I am the father of two beautiful sons, Michael and Matthew, ages 13 and 15. I can’t express in words how much my wife Jessica and I cherish our time with them. We’ve made wonderful memories together—the fishing trips, the summer days at the beach, the baseball games, the heartfelt conversations, and the sheer joy of watching them discover their passions and joys. Yet I know the day is coming, and soon, when I will need to let them go.

Our sons must leave home to become men in their own right. Their parting will be, in a way, a death; a moment of grief and sadness, for the “little boys” will be gone. Our relationship will change, and they will become our peers more than our children. This passage will be painful, and I can only imagine the emotion that will be triggered when I look into their boyhood rooms to see their little beds empty, their toys permanently set aside, their desks vacant.

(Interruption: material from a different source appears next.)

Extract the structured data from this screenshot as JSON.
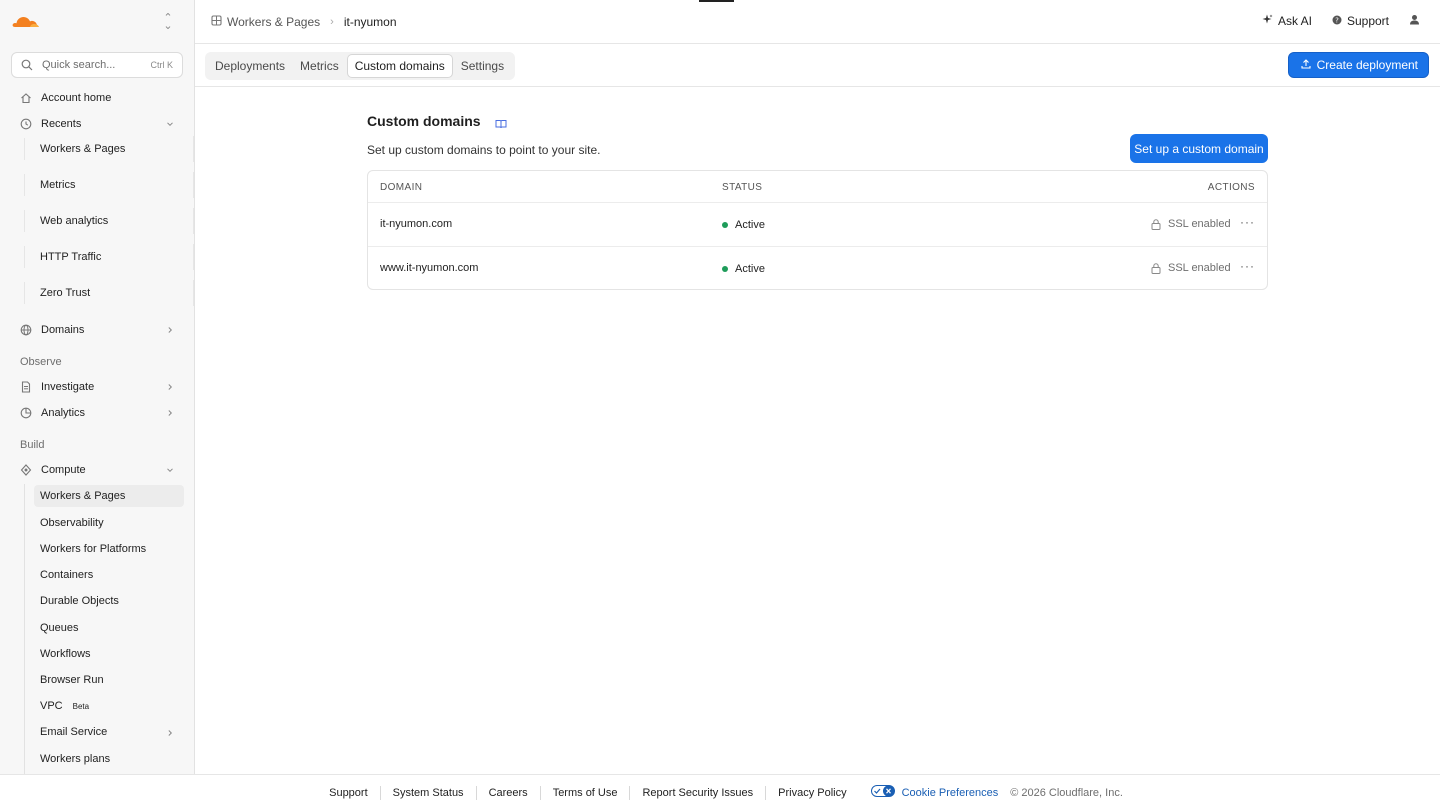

I find hope and consolation, however, in what Jesus told his disciples before he left them—“It is for your good that I go away” (John 16:7), in what he told Mary Magdalene on that first Easter morning, “Do not cling to me…I am ascending” (John 20:17.)

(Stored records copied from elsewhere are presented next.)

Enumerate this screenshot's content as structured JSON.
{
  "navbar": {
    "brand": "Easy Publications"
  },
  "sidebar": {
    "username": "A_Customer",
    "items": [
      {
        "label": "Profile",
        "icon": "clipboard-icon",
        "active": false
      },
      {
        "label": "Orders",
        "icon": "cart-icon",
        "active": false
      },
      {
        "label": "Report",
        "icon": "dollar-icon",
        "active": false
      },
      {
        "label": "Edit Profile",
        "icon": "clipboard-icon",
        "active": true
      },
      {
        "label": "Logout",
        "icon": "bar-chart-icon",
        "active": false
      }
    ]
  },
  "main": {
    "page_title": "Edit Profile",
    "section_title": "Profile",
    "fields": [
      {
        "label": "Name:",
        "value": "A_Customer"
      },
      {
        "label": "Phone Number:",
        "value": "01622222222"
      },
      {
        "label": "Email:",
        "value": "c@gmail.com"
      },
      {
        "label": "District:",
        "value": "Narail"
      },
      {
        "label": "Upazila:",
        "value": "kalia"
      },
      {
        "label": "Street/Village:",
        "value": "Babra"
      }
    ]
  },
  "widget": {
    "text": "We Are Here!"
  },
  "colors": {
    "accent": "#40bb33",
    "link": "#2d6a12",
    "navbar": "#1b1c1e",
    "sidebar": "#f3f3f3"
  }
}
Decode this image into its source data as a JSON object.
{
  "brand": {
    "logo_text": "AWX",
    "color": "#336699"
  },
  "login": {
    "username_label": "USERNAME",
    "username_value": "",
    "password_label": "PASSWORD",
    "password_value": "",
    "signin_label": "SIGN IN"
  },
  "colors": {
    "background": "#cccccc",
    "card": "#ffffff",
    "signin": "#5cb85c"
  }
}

Ronald Rolheiser, OMI, among the most insightful spiritual writers of our time, says that the spirituality and theology of the ascension can be summarized like this: “Refuse to cling to what once was, let it go and let it bless you, so that you can recognize the new life you already have with and within you and receive its spirit.” He observes that the ascension is a symbol of a paradox of the human condition “we all reach a point in life where we can only give our presence more deeply by going away so that others can receive the full blessing of our spirits.”

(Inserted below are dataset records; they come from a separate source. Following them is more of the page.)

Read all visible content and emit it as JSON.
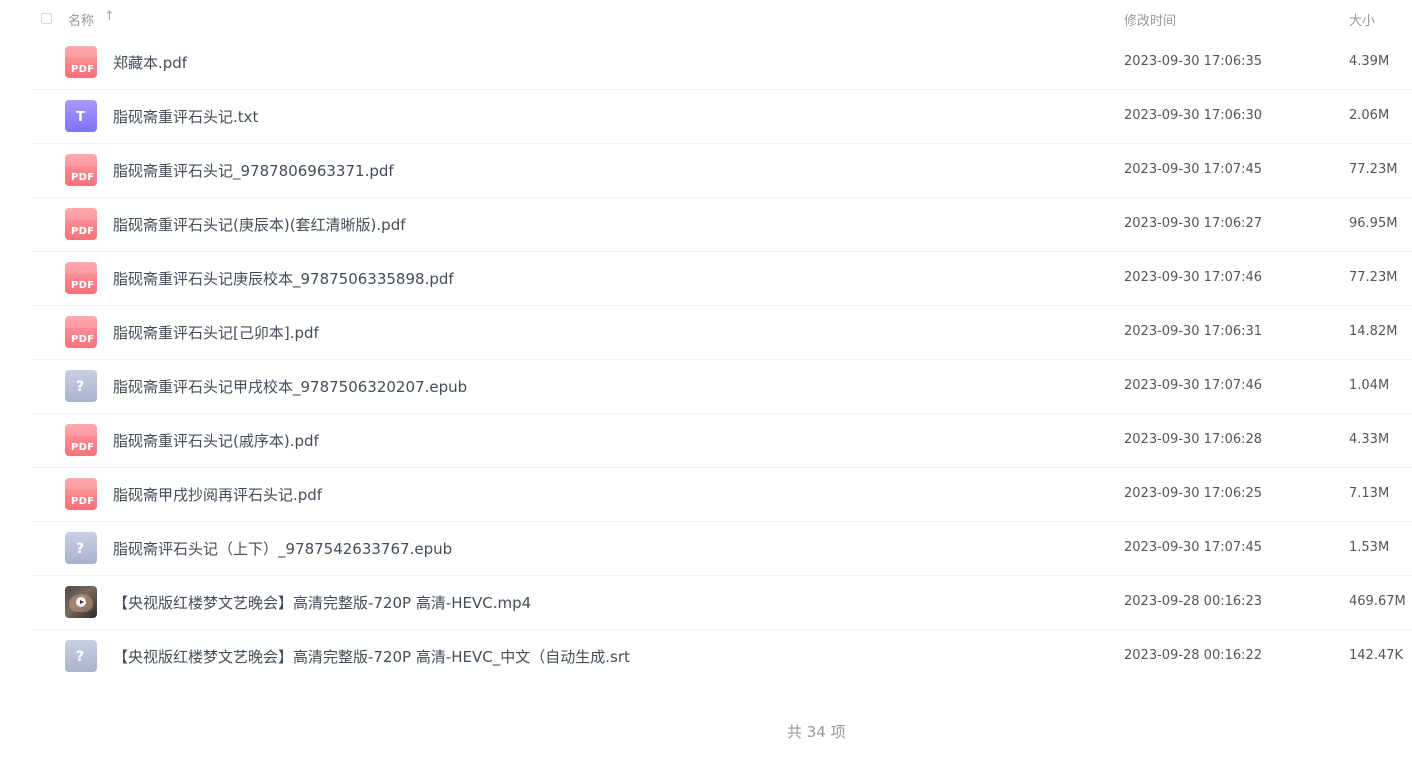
{
  "header": {
    "name_label": "名称",
    "sort_icon": "arrow-up-icon",
    "sort_glyph": "↑",
    "time_label": "修改时间",
    "size_label": "大小"
  },
  "icon_labels": {
    "pdf": "PDF",
    "txt": "T",
    "unknown": "?"
  },
  "files": [
    {
      "icon": "pdf",
      "name": "郑藏本.pdf",
      "modified": "2023-09-30 17:06:35",
      "size": "4.39M"
    },
    {
      "icon": "txt",
      "name": "脂砚斋重评石头记.txt",
      "modified": "2023-09-30 17:06:30",
      "size": "2.06M"
    },
    {
      "icon": "pdf",
      "name": "脂砚斋重评石头记_9787806963371.pdf",
      "modified": "2023-09-30 17:07:45",
      "size": "77.23M"
    },
    {
      "icon": "pdf",
      "name": "脂砚斋重评石头记(庚辰本)(套红清晰版).pdf",
      "modified": "2023-09-30 17:06:27",
      "size": "96.95M"
    },
    {
      "icon": "pdf",
      "name": "脂砚斋重评石头记庚辰校本_9787506335898.pdf",
      "modified": "2023-09-30 17:07:46",
      "size": "77.23M"
    },
    {
      "icon": "pdf",
      "name": "脂砚斋重评石头记[己卯本].pdf",
      "modified": "2023-09-30 17:06:31",
      "size": "14.82M"
    },
    {
      "icon": "unknown",
      "name": "脂砚斋重评石头记甲戌校本_9787506320207.epub",
      "modified": "2023-09-30 17:07:46",
      "size": "1.04M"
    },
    {
      "icon": "pdf",
      "name": "脂砚斋重评石头记(戚序本).pdf",
      "modified": "2023-09-30 17:06:28",
      "size": "4.33M"
    },
    {
      "icon": "pdf",
      "name": "脂砚斋甲戌抄阅再评石头记.pdf",
      "modified": "2023-09-30 17:06:25",
      "size": "7.13M"
    },
    {
      "icon": "unknown",
      "name": "脂砚斋评石头记（上下）_9787542633767.epub",
      "modified": "2023-09-30 17:07:45",
      "size": "1.53M"
    },
    {
      "icon": "video",
      "name": "【央视版红楼梦文艺晚会】高清完整版-720P 高清-HEVC.mp4",
      "modified": "2023-09-28 00:16:23",
      "size": "469.67M"
    },
    {
      "icon": "unknown",
      "name": "【央视版红楼梦文艺晚会】高清完整版-720P 高清-HEVC_中文（自动生成.srt",
      "modified": "2023-09-28 00:16:22",
      "size": "142.47K"
    }
  ],
  "footer": {
    "total_text": "共 34 项"
  }
}
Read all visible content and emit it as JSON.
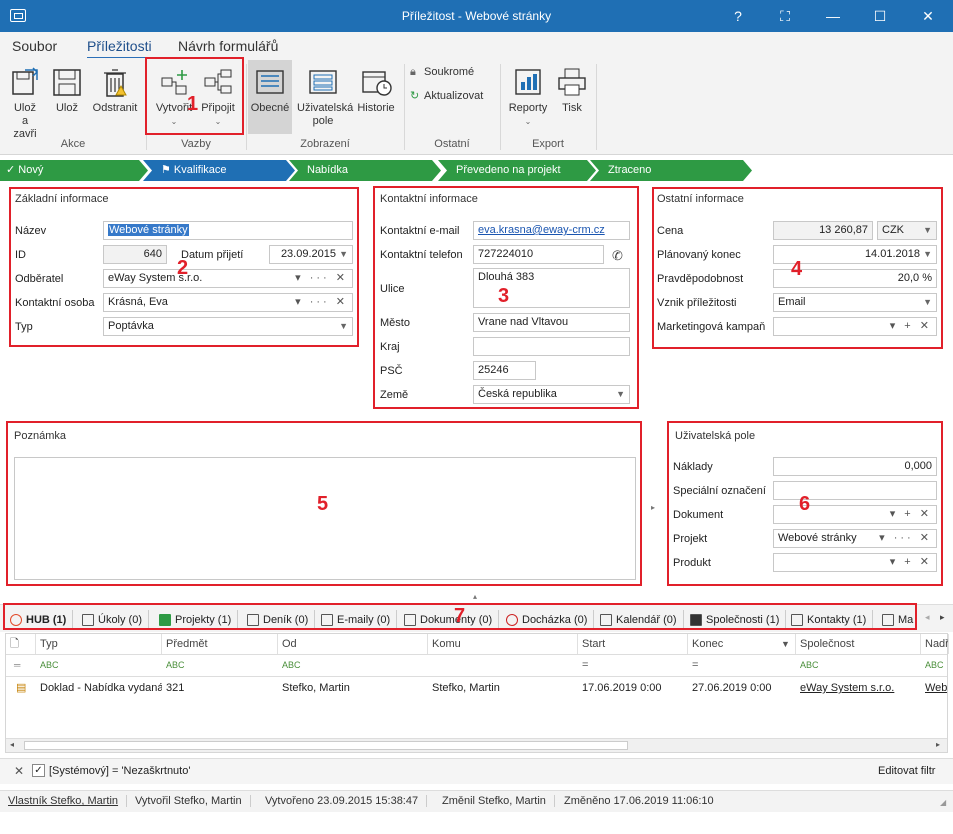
{
  "window": {
    "title": "Příležitost - Webové stránky",
    "help": "?",
    "minimize": "—",
    "maximize": "☐",
    "close": "✕"
  },
  "ribbon_tabs": [
    "Soubor",
    "Příležitosti",
    "Návrh formulářů"
  ],
  "ribbon": {
    "akce": {
      "save_close": "Ulož a zavři",
      "save": "Ulož",
      "delete": "Odstranit",
      "group": "Akce"
    },
    "vazby": {
      "create": "Vytvořit",
      "attach": "Připojit",
      "group": "Vazby"
    },
    "zobrazeni": {
      "general": "Obecné",
      "user_fields": "Uživatelská pole",
      "history": "Historie",
      "group": "Zobrazení"
    },
    "ostatni": {
      "private": "Soukromé",
      "updated": "Aktualizovat",
      "group": "Ostatní"
    },
    "export": {
      "reports": "Reporty",
      "print": "Tisk",
      "group": "Export"
    }
  },
  "stages": [
    "Nový",
    "Kvalifikace",
    "Nabídka",
    "Převedeno na projekt",
    "Ztraceno"
  ],
  "basic": {
    "title": "Základní informace",
    "name_label": "Název",
    "name": "Webové stránky",
    "id_label": "ID",
    "id": "640",
    "date_label": "Datum přijetí",
    "date": "23.09.2015",
    "customer_label": "Odběratel",
    "customer": "eWay System s.r.o.",
    "contact_label": "Kontaktní osoba",
    "contact": "Krásná, Eva",
    "type_label": "Typ",
    "type": "Poptávka"
  },
  "contact_info": {
    "title": "Kontaktní informace",
    "email_label": "Kontaktní e-mail",
    "email": "eva.krasna@eway-crm.cz",
    "phone_label": "Kontaktní telefon",
    "phone": "727224010",
    "street_label": "Ulice",
    "street": "Dlouhá 383",
    "city_label": "Město",
    "city": "Vrane nad Vltavou",
    "region_label": "Kraj",
    "region": "",
    "zip_label": "PSČ",
    "zip": "25246",
    "country_label": "Země",
    "country": "Česká republika"
  },
  "other_info": {
    "title": "Ostatní informace",
    "price_label": "Cena",
    "price": "13 260,87",
    "currency": "CZK",
    "end_label": "Plánovaný konec",
    "end": "14.01.2018",
    "prob_label": "Pravděpodobnost",
    "prob": "20,0 %",
    "origin_label": "Vznik příležitosti",
    "origin": "Email",
    "campaign_label": "Marketingová kampaň",
    "campaign": ""
  },
  "note": {
    "title": "Poznámka",
    "text": ""
  },
  "user_fields": {
    "title": "Uživatelská pole",
    "costs_label": "Náklady",
    "costs": "0,000",
    "special_label": "Speciální označení",
    "special": "",
    "document_label": "Dokument",
    "document": "",
    "project_label": "Projekt",
    "project": "Webové stránky",
    "product_label": "Produkt",
    "product": ""
  },
  "markers": [
    "1",
    "2",
    "3",
    "4",
    "5",
    "6",
    "7"
  ],
  "bottom_tabs": [
    "HUB (1)",
    "Úkoly (0)",
    "Projekty (1)",
    "Deník (0)",
    "E-maily (0)",
    "Dokumenty (0)",
    "Docházka (0)",
    "Kalendář (0)",
    "Společnosti (1)",
    "Kontakty (1)",
    "Ma"
  ],
  "grid": {
    "columns": [
      "Typ",
      "Předmět",
      "Od",
      "Komu",
      "Start",
      "Konec",
      "Společnost",
      "Nadř"
    ],
    "filter_tokens": [
      "ABC",
      "ABC",
      "ABC",
      "=",
      "=",
      "ABC",
      "ABC"
    ],
    "rows": [
      {
        "typ": "Doklad - Nabídka vydaná",
        "predmet": "321",
        "od": "Stefko, Martin",
        "komu": "Stefko, Martin",
        "start": "17.06.2019 0:00",
        "konec": "27.06.2019 0:00",
        "spolecnost": "eWay System s.r.o.",
        "nadr": "Web"
      }
    ]
  },
  "filter": {
    "text": "[Systémový] = 'Nezaškrtnuto'",
    "edit": "Editovat filtr"
  },
  "status": {
    "owner": "Vlastník Stefko, Martin",
    "created_by": "Vytvořil Stefko, Martin",
    "created": "Vytvořeno 23.09.2015 15:38:47",
    "changed_by": "Změnil Stefko, Martin",
    "changed": "Změněno 17.06.2019 11:06:10"
  }
}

Our sons will undergo their own ascension when they take the nurturing that we gave them and ascend to a richer, more mature, more abundant way of being. Their new life will come back as a blessing to us and to the world. Our little boys will leave us in the form that we have known them, but this will be necessary so that they can give us the much deeper blessing of their adulthood. Yes, it is good that they go away, for then they will become the men God created them to be!

The Ascension marks Jesus’ final departure, but it is also a threshold through which he becomes present to the church in a way that was not possible before. His parting brings the Spirit, the one who stands beside us as a helper, counselor, and comforter; the one who inspires the apostles to bring the Gospel “to the ends of the earth.” Moreover, by his ascension, Jesus becomes our advocate before the Holy One in the highest heaven; a brother who stands before God on our behalf. So much grace was born of his parting!

The ascension story ends, according to the Acts of the Apostles, with the disciples gazing into the heavens as Jesus is “taken up before their very eyes.” They are admonished, however, by the two men dressed in white, “Men of Galilee, why do you stand here looking into the sky?” The women and men who knew Jesus in the flesh wanted, I’m sure, to cling to what was, to what they knew, to that which was familiar, as we all do. But the Spirit compelled them to embrace the new reality, to trust in God’s grace, to continue Jesus’ ministry, and move forward into an age of fruitfulness. As we journey through the many ascensions of our lives, let us take hope and comfort that sad partings are also doorways to unimaginable light and life.